Heartbreak for Horace
-
wrote on 25 Aug 2021, 21:52 last edited by
It’s been 10 years since Tim Cook took over as Apple CEO from co-founder Steve Jobs.
And for investors who have held Apple stock since Cook took the reigns, --
Reins, you [bleeping] illiterate! Reins!
-- his tenure has been a massive financial success, with the stock delivering a nearly 1,200% return over the past decade.
If you invested $1,000 in Apple the day Cook became CEO in 2011, the market value of your shares would be worth $12,970.28 today, according to CNBC calculations. In contrast, a $1,000 investment in the S&P 500 index would have seen a 365.9% return over the same period and would be worth about $4,659."
There, there, Horace. Remember what Washington Irving wrote: "Little minds are tamed and subdued by misfortune, but great minds rise above them."
-
It’s been 10 years since Tim Cook took over as Apple CEO from co-founder Steve Jobs.
And for investors who have held Apple stock since Cook took the reigns, --
Reins, you [bleeping] illiterate! Reins!
-- his tenure has been a massive financial success, with the stock delivering a nearly 1,200% return over the past decade.
If you invested $1,000 in Apple the day Cook became CEO in 2011, the market value of your shares would be worth $12,970.28 today, according to CNBC calculations.

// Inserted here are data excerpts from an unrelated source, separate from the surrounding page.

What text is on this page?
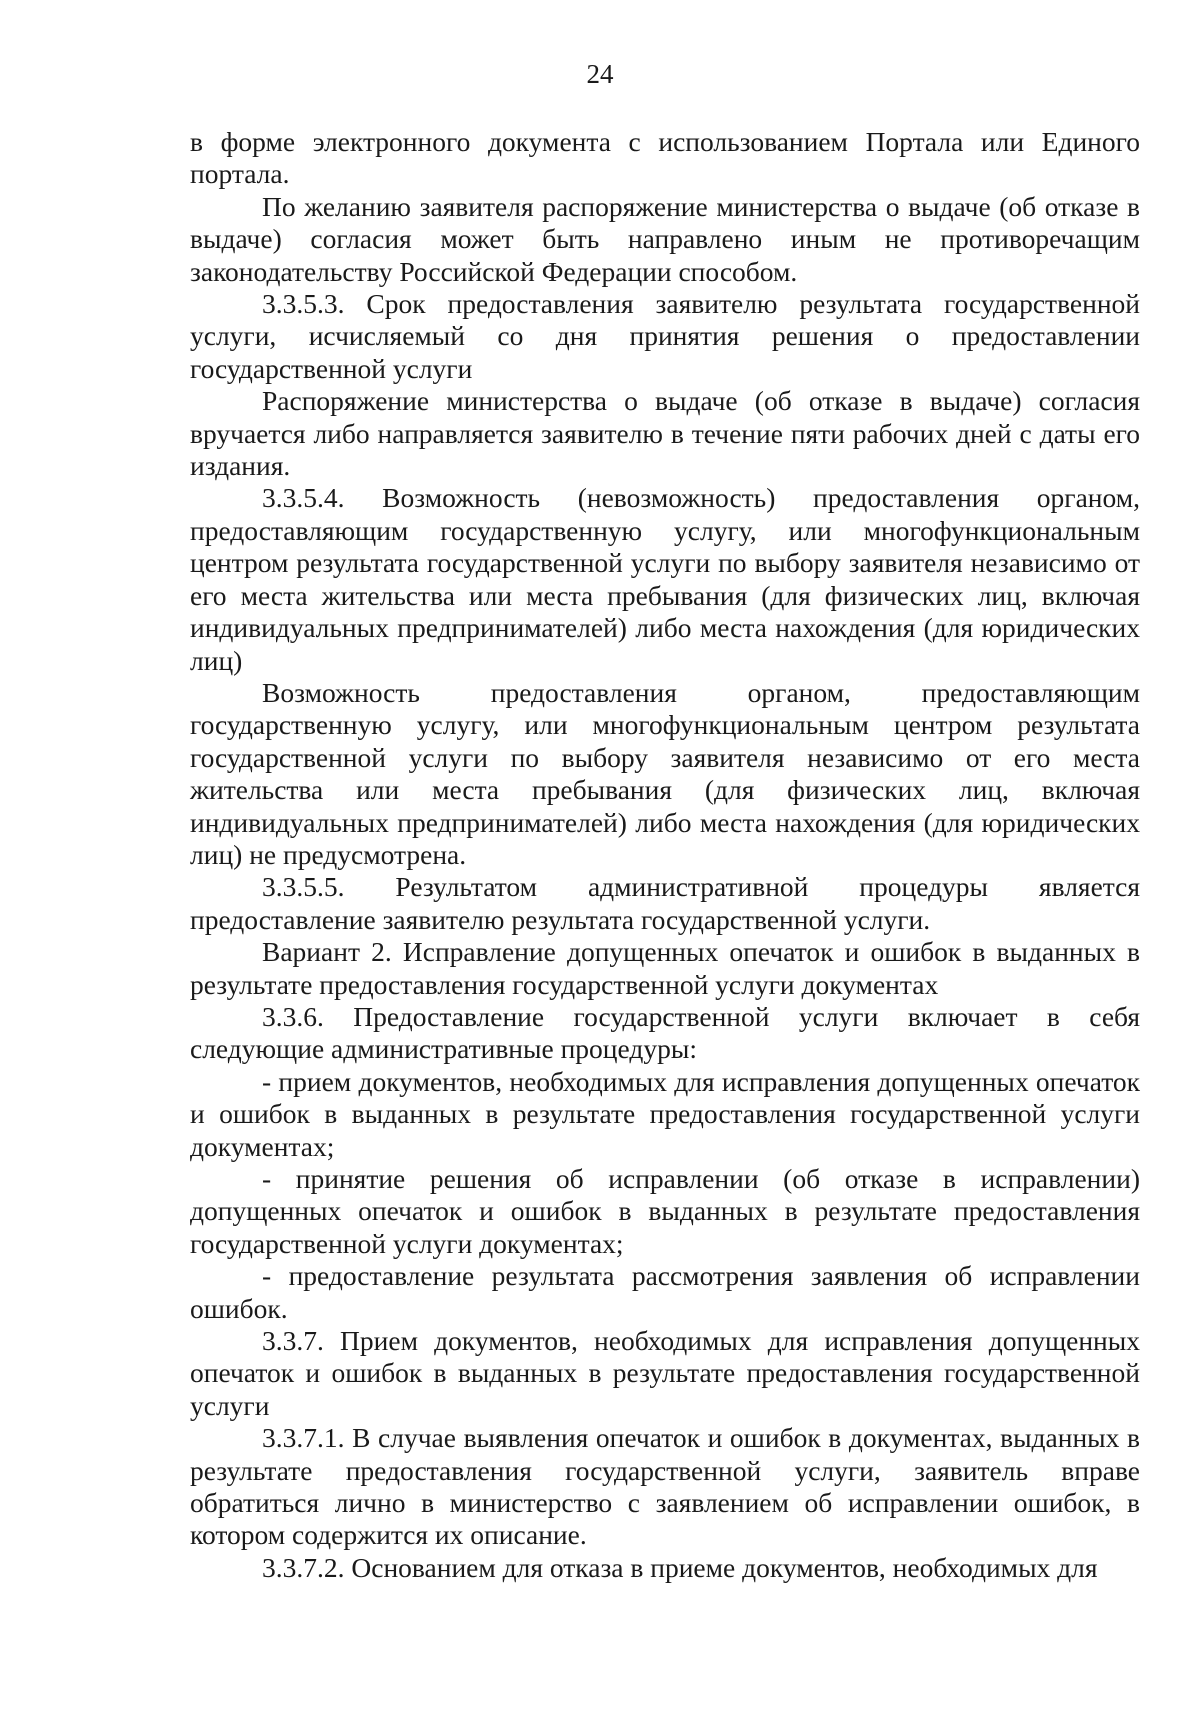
24

в форме электронного документа с использованием Портала или Единого портала.

По желанию заявителя распоряжение министерства о выдаче (об отказе в выдаче) согласия может быть направлено иным не противоречащим законодательству Российской Федерации способом.

3.3.5.3. Срок предоставления заявителю результата государственной услуги, исчисляемый со дня принятия решения о предоставлении государственной услуги

Распоряжение министерства о выдаче (об отказе в выдаче) согласия вручается либо направляется заявителю в течение пяти рабочих дней с даты его издания.

3.3.5.4. Возможность (невозможность) предоставления органом, предоставляющим государственную услугу, или многофункциональным центром результата государственной услуги по выбору заявителя независимо от его места жительства или места пребывания (для физических лиц, включая индивидуальных предпринимателей) либо места нахождения (для юридических лиц)

Возможность предоставления органом, предоставляющим государственную услугу, или многофункциональным центром результата государственной услуги по выбору заявителя независимо от его места жительства или места пребывания (для физических лиц, включая индивидуальных предпринимателей) либо места нахождения (для юридических лиц) не предусмотрена.

3.3.5.5. Результатом административной процедуры является предоставление заявителю результата государственной услуги.

Вариант 2. Исправление допущенных опечаток и ошибок в выданных в результате предоставления государственной услуги документах

3.3.6. Предоставление государственной услуги включает в себя следующие административные процедуры:

- прием документов, необходимых для исправления допущенных опечаток и ошибок в выданных в результате предоставления государственной услуги документах;

- принятие решения об исправлении (об отказе в исправлении) допущенных опечаток и ошибок в выданных в результате предоставления государственной услуги документах;

- предоставление результата рассмотрения заявления об исправлении ошибок.

3.3.7. Прием документов, необходимых для исправления допущенных опечаток и ошибок в выданных в результате предоставления государственной услуги

3.3.7.1. В случае выявления опечаток и ошибок в документах, выданных в результате предоставления государственной услуги, заявитель вправе обратиться лично в министерство с заявлением об исправлении ошибок, в котором содержится их описание.

3.3.7.2. Основанием для отказа в приеме документов, необходимых для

In contrast, a $1,000 investment in the S&P 500 index would have seen a 365.9% return over the same period and would be worth about $4,659."
There, there, Horace. Remember what Washington Irving wrote: "Little minds are tamed and subdued by misfortune, but great minds rise above them."
wrote on 25 Aug 2021, 21:58 last edited by@catseye3 said in Heartbreak for Horace:
If you invested $1,000 in Apple
the day Cook became CEO in 2011anytime, the market value of your shares would be worth$12,970.28a lot more today -
wrote on 25 Aug 2021, 22:11 last edited by
An investment in the S&P index fund would have exponentially more diversification as opposed to a single stock.
(I have some Apple too.... )
-
wrote on 25 Aug 2021, 22:12 last edited by
Apple is what you call 'shareholder friendly'. Cashflow so huge it can't be reasonably invested in anything other than shareholder returns, i.e. buybacks and dividends. Mostly buybacks.
-
An investment in the S&P index fund would have exponentially more diversification as opposed to a single stock.
(I have some Apple too.... )
wrote on 25 Aug 2021, 22:13 last edited by@mik said in Heartbreak for Horace:
An investment in the S&P index fund would have exponentially more diversification as opposed to a single stock.
(I have some Apple too.... )
Diworsification.
-
wrote on 26 Aug 2021, 01:22 last edited by
In fairness to Jobs the stock was overly sold when he was dying because people were worried they’d lose their magic without him. Part of Cook’s bump was recovering from too much pessimism.